Farmasi UNHAS laksanakan kegiatan Seminar Internasional bertajuk Biosains dan Pengembangan Obat

Makassar, 7-8 November 2019. Fakultas Farmasi Universitas Hasanuddin kembali menggelar seminar internasional di kota Makassar seperti tahun-tahun sebelumnya. Kali ini seminar internasional yang dilaksanakan bertajuk Pengembangan Obat (termasuk bahan obat dan obat tradisional yang bersumber dari tanaman) serta topik -topik lain yang terkait dengan biosains. Lebih spesifik, kegiatan ini diberi nama International Seminar on Biosciences and Drug Discoveries (ISBDD) 2019 yang berlangsung selama dua hari (7-8 November 2019) di Hotel Novotel Makassar.

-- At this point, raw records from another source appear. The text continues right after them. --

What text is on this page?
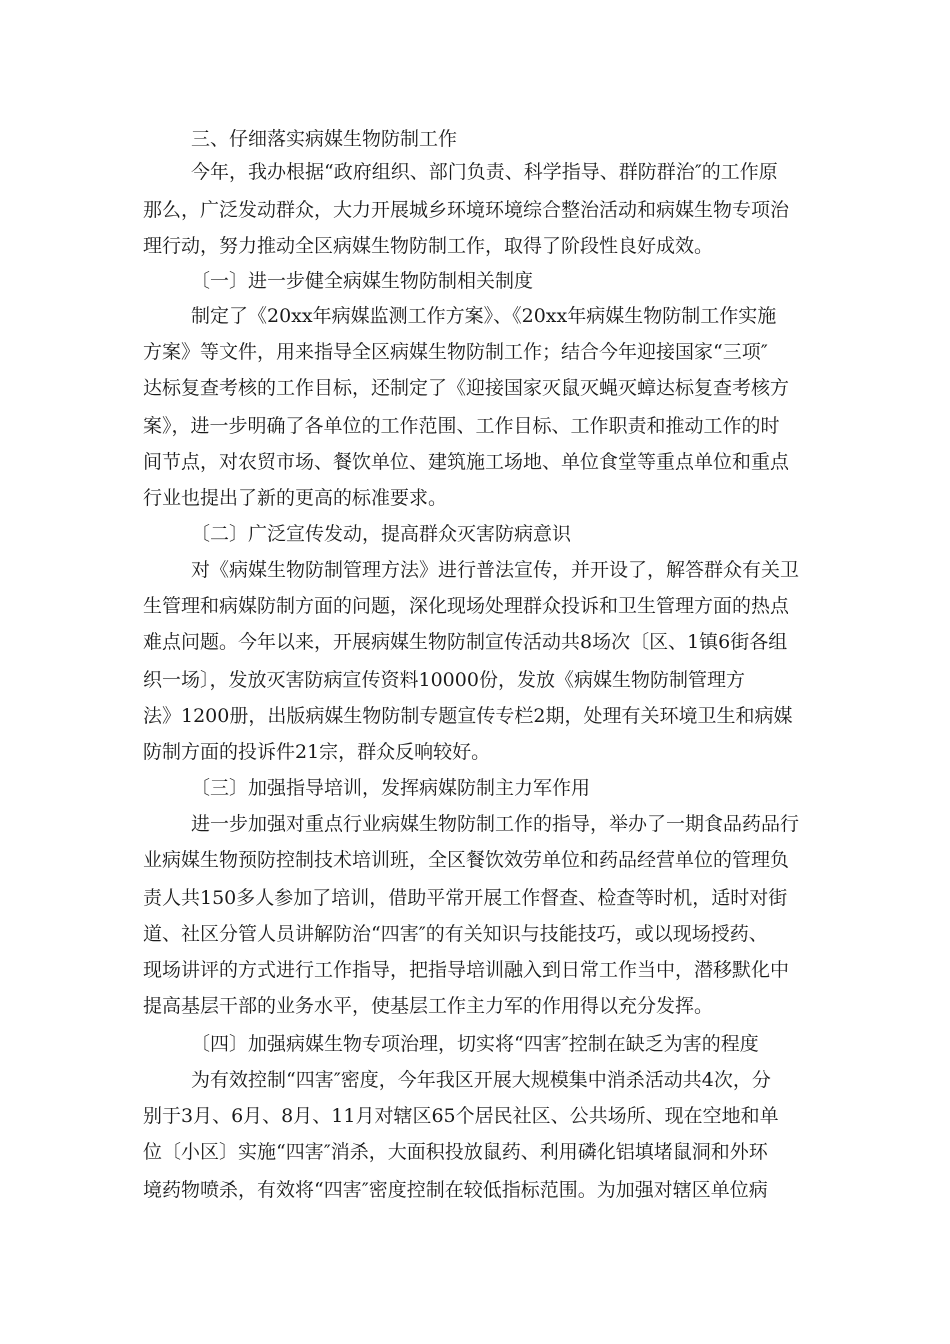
三、仔细落实病媒生物防制工作
今年，我办根据“政府组织、部门负责、科学指导、群防群治″的工作原
那么，广泛发动群众，大力开展城乡环境环境综合整治活动和病媒生物专项治
理行动，努力推动全区病媒生物防制工作，取得了阶段性良好成效。
〔一〕进一步健全病媒生物防制相关制度
制定了《20xx年病媒监测工作方案》、《20xx年病媒生物防制工作实施
方案》等文件，用来指导全区病媒生物防制工作；结合今年迎接国家“三项″
达标复查考核的工作目标，还制定了《迎接国家灭鼠灭蝇灭蟑达标复查考核方
案》，进一步明确了各单位的工作范围、工作目标、工作职责和推动工作的时
间节点，对农贸市场、餐饮单位、建筑施工场地、单位食堂等重点单位和重点
行业也提出了新的更高的标准要求。
〔二〕广泛宣传发动，提高群众灭害防病意识
对《病媒生物防制管理方法》进行普法宣传，并开设了，解答群众有关卫
生管理和病媒防制方面的问题，深化现场处理群众投诉和卫生管理方面的热点
难点问题。今年以来，开展病媒生物防制宣传活动共8场次〔区、1镇6街各组
织一场〕，发放灭害防病宣传资料10000份，发放《病媒生物防制管理方
法》1200册，出版病媒生物防制专题宣传专栏2期，处理有关环境卫生和病媒
防制方面的投诉件21宗，群众反响较好。
〔三〕加强指导培训，发挥病媒防制主力军作用
进一步加强对重点行业病媒生物防制工作的指导，举办了一期食品药品行
业病媒生物预防控制技术培训班，全区餐饮效劳单位和药品经营单位的管理负
责人共150多人参加了培训，借助平常开展工作督查、检查等时机，适时对街
道、社区分管人员讲解防治“四害″的有关知识与技能技巧，或以现场授药、
现场讲评的方式进行工作指导，把指导培训融入到日常工作当中，潜移默化中
提高基层干部的业务水平，使基层工作主力军的作用得以充分发挥。
〔四〕加强病媒生物专项治理，切实将“四害″控制在缺乏为害的程度
为有效控制“四害″密度，今年我区开展大规模集中消杀活动共4次，分
别于3月、6月、8月、11月对辖区65个居民社区、公共场所、现在空地和单
位〔小区〕实施“四害″消杀，大面积投放鼠药、利用磷化铝填堵鼠洞和外环
境药物喷杀，有效将“四害″密度控制在较低指标范围。为加强对辖区单位病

Seminar ini dibuka oleh Rektor Universitas Hasanuddin, Prof. Dr. Dwia Aries Tini Pulubuhu, MA didampingi oleh jajaran pimpinan Fakultas Farmasi Universitas Hasanuddin. Dalam kesempatan ini Rektor Unhas mengapresiasi segenap civitas akademika maupun peserta yang turut berpartisipasi dalam mensuksekan kegatan ini. Dekan Fakultas Farmasi UNHAS Prof. Dr. Gemini Alam, M.Si., Apt. juga menyampaikan sambutannya kepada seluruh peserta yang hadir sekaligus menyampaikan bahwa program ini merupakan program tahunan yang diharapkan mampu mewadahi peneliti maupun praktisi di bidang Farmasi yang ingin terus menerus mengembangkan keilmuannya. Ketua Panitia ISBDD 2019, Muhammad Aswad, Ph.D mengemukakan bahwa kegiatan yang bertema biosains dan pengembangan obat ini diharapkan mampu menghadirkan informasi-informasi terkini di bidang ilmu kefarmasian khusunya di bidang pengembangan obat.

Kegiatan ini dihadiri oleh lebih dari 250 orang peserta yang berasal dari berbagai kalangan. Peserta berasal dari antara lain praktisi dari profesi apoteker, akademisi dari berbagai universitas, mahasiswa maupun kalangan umum. Dalam kegiatan ini pula diundang pemateri maupun peserta dari beberapa negara seperti Jepang, Australia, Malaysia serta Korea Selatan. Pemateri-pemateri yang diundang di antaranya, Dr. Hiroshi Tomoda, Ph.D (dari Kitasato University, JAPAN), Habibah A. Wahab (Universiti Sains Malaysia, MALAYSIA), Jalipah Latip (Universiti Kebangsaan Malaysia, MALAYSIA), Chris Alderman (Repatriation General Hospital, AUSTRALIA) serta Muhammad Aswad (Universitas Hasanuddin, INDONESIA).

Seminar yang dilaksanakan selama dua hari ini juga terdiri dari beberapa sesi presentasi, diantaranya parallel session untuk presenter oral serta poster presentation bagi peserta yang mempresentasikan hasil penelitiannya dalam bentuk poster. Seminar ini juga dirangkaikan dengan sejumlah kegiatan seperti workshop fitokimia dan workshop farmasi klinik yang ditujukan bagi peneliti maupun praktisi (simak beritanya). Oleh sebab itu, diharapkan dengan berbagai kegiatan yang dilaksanakan dapat memberikan manfaat sebesar-besarnya kepada masyarakat.